Niente da fare per il prezzo del latte. Nemmeno la mediazione del ministro per le Politiche agricole, Maurizio Martina, è riuscita a far raggiungere un punto di incontro fra allevatori e industrie del settore. E a nulla sembrano essere servite le proteste degli allevatori che per giorni hanno manifestato di fronte alle più importanti aziende del settore. In tutta Europa, come ha già ricordato AgroNotizie, il prezzo del latte è al di sotto dei costi di produzione. In Italia si ferma intorno ai 34 centesimi al litro, decisamente distante dai 42,61 centesimi del costo di produzione. Gli allevatori sarebbero stati disposti ad accettare una cifra inferiore, grazie ai recenti interventi a sostegno dei loro redditi arrivati prima da Bruxelles e poi dal Governo italiano. Si tratta rispettivamente dei 500 milioni stanziati dalla Commissione Ue (ma solo 28 per l'Italia, dei quali 25 per aiuti diretti) e dei 55 milioni del fondo latte nazionale, al quale si aggiungono i vantaggi derivanti dalla cancellazione dell'Imu e dell'Irap. C'è chi ha misurato l'impatto di questi sostegni arrivando alla conclusione che gli allevatori percepiranno 1,2 centesimi per ogni litro di latte prodotto.

Elemosina inaccettabile
Conteggi analoghi sono quelli che devono aver fatto le industrie del latte, che al tavolo delle trattative si sono irrigidite nel proporre un aumento di appena un centesimo di euro, per arrivare dunque ad un prezzo di 35 centesimi al litro che sommati agli aiuti avrebbero portato nelle tasche dei produttori poco più di 36 centesimi al litro. Un'elemosina inaccettabile secondo le rappresentanze degli allevatori. E nemmeno si è parlato, a quanto pare, della indicizzazione del prezzo che avrebbe potuto rappresentare un'efficace via di uscita. Inevitabile la conclusione, trattative interrotte e ripresa della mobilitazione da parte degli allevatori.

La delusione del ministro
L'indisponibilità ad una maggiore apertura da parte delle industrie del latte, rappresentate da Assolatte, ha colto di sorpresa lo stesso Martina, che ha così commentato: “L'industria, per la forza e la responsabilità che esercita, poteva e doveva dare un segnale più forte e concreto.” Dura la risposta delle rappresentanze agricole che hanno giudicato l'atteggiamento dell'industria come provocatorio (Coldiretti), insufficiente (Cia), impossibile da accettare (Confagricoltura), pur riconoscendo taluni passi avanti fatti dalla controparte industriale.

La parola all'Antitrust...
Un ruolo di primo piano nella trattativa sul prezzo del latte è certamente quello interpretato da Lactalis, società francese che ha acquisito importanti marchi italiani, come Galbani, Invernizzi, Parmalat e altri.
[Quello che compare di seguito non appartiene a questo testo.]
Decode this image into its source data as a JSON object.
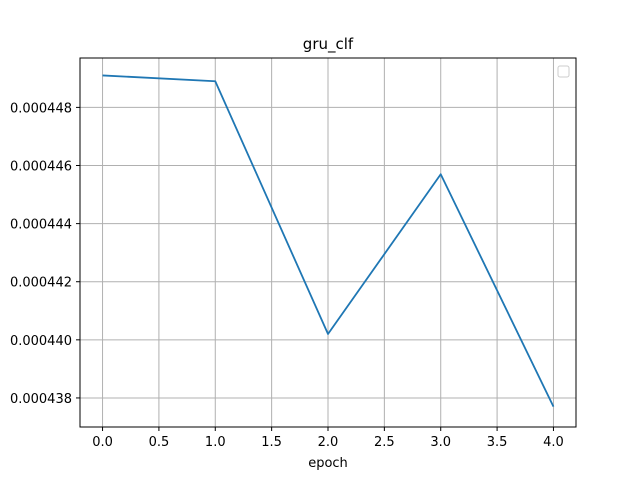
{
  "chart_data": {
    "type": "line",
    "title": "gru_clf",
    "xlabel": "epoch",
    "ylabel": "",
    "x": [
      0,
      1,
      2,
      3,
      4
    ],
    "series": [
      {
        "values": [
          0.0004491,
          0.0004489,
          0.0004402,
          0.0004457,
          0.0004377
        ],
        "color": "#1f77b4"
      }
    ],
    "xlim": [
      -0.2,
      4.2
    ],
    "ylim": [
      0.000437,
      0.0004497
    ],
    "xticks": [
      0,
      0.5,
      1,
      1.5,
      2,
      2.5,
      3,
      3.5,
      4
    ],
    "xtick_labels": [
      "0.0",
      "0.5",
      "1.0",
      "1.5",
      "2.0",
      "2.5",
      "3.0",
      "3.5",
      "4.0"
    ],
    "yticks": [
      0.000438,
      0.00044,
      0.000442,
      0.000444,
      0.000446,
      0.000448
    ],
    "ytick_labels": [
      "0.000438",
      "0.000440",
      "0.000442",
      "0.000444",
      "0.000446",
      "0.000448"
    ],
    "grid": true,
    "legend": {
      "position": "upper right",
      "entries": []
    }
  }
}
Oggi Lactalis è il primo gruppo per importanza sul mercato italiano del latte e in particolare nel Nord, dove è concentrata la zootecnia da latte, rappresenta il principale acquirente. Una situazione che ha convinto il ministro Martina a fare proprie le numerose sollecitazioni giunte dal mondo produttivo in merito ad una presunta predominanza del gruppo Lactalis, tale da infrangere le norme sulla libera concorrenza. Ed è lo stesso Martina che fa sapere di aver tramesso all'Antitrust, per le sue valutazioni di competenza, le numerose segnalazioni ricevute in merito e al rispetto delle norme sui contratti di vendita del latte e sull’applicazione dell’art. 62, quello relativo, lo ricordiamo, ai tempi di pagamento.

...e all'Ispettorato frodi
E non è finita qui. In luglio è stata emanata una legge, la numero 91, che impone per il prezzo del latte contratti scritti e per la durata di un anno. Vincoli che sono stati rispettati? Nel dubbio l'Ispettorato repressioni frodi del Mipaaf è già stato allertato per i controlli del caso. Le verifiche potranno anche riguardare il raffronto fra costi di produzione e prezzi indicati nei contratti stessi. Non è una ritorsione nei confronti dell'industria, ma certo coincide con la rigidità che le stesse hanno dimostrato in occasione delle trattative sul prezzo. Vedremo se sortirà qualche effetto.